1

I'm trying to write a Python Script which will Find specific words in pdf files. Right now I have to scroll through the result to find the lines where its found.

I want the lines containing the word alone to be printed or saved as a separate file.

# import packages
import PyPDF2
import re

# open the pdf file
object = PyPDF2.PdfFileReader("Filename.pdf")

# get number of pages
NumPages = object.getNumPages()

# define keyterms
Strings = "House|Property|street"

# extract text and do the search
for i in range(0, NumPages):
    PageObj = object.getPage(i)
    print("this is page " + str(i)) 
    Text = PageObj.extractText() 
    # print(Text)
    ResSearch = re.search(Strings, Text)
    print(ResSearch)

When I run the above code I need to scroll through the output to find the lines where the words are found. I expect the lines containing the words to be printed or saved as separate file or the page containing the line alone to be saved in separate pdf or txt file. Thanks for the help in advance

Michael
  • 29
  • 1
  • 4
  • Welcome to SO! Is it correct that your problem is not specific on text from pdf's?

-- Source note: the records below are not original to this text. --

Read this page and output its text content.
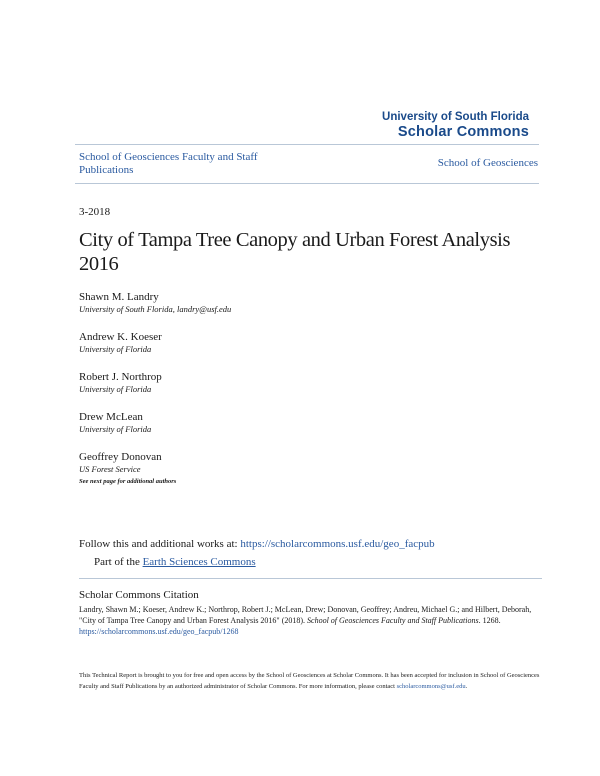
University of South Florida
Scholar Commons
School of Geosciences Faculty and Staff Publications
School of Geosciences
3-2018
City of Tampa Tree Canopy and Urban Forest Analysis 2016
Shawn M. Landry
University of South Florida, landry@usf.edu
Andrew K. Koeser
University of Florida
Robert J. Northrop
University of Florida
Drew McLean
University of Florida
Geoffrey Donovan
US Forest Service
See next page for additional authors
Follow this and additional works at: https://scholarcommons.usf.edu/geo_facpub
Part of the Earth Sciences Commons
Scholar Commons Citation
Landry, Shawn M.; Koeser, Andrew K.; Northrop, Robert J.; McLean, Drew; Donovan, Geoffrey; Andreu, Michael G.; and Hilbert, Deborah, "City of Tampa Tree Canopy and Urban Forest Analysis 2016" (2018). School of Geosciences Faculty and Staff Publications. 1268.
https://scholarcommons.usf.edu/geo_facpub/1268
This Technical Report is brought to you for free and open access by the School of Geosciences at Scholar Commons. It has been accepted for inclusion in School of Geosciences Faculty and Staff Publications by an authorized administrator of Scholar Commons. For more information, please contact scholarcommons@usf.edu.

I.e. it is just about finding lines that match your search? – Pieter Oct 30 '19 at 20:42
  • That's right. I want to find a way to print the lines alone containing the words instead of having to scroll through the output. – Michael Oct 31 '19 at 08:36

1 Answers1

1

You could use re.match after splitting lines for the text on each page.

As an example:

for i in range(0, num_pages):
    page = object.getPage(i)
    text = page.extractText()
    for line in text.splitlines():
        if re.match('House|Property|street', line):
            print(line)
Pieter
  • 3,262
  • 1
  • 17
  • 27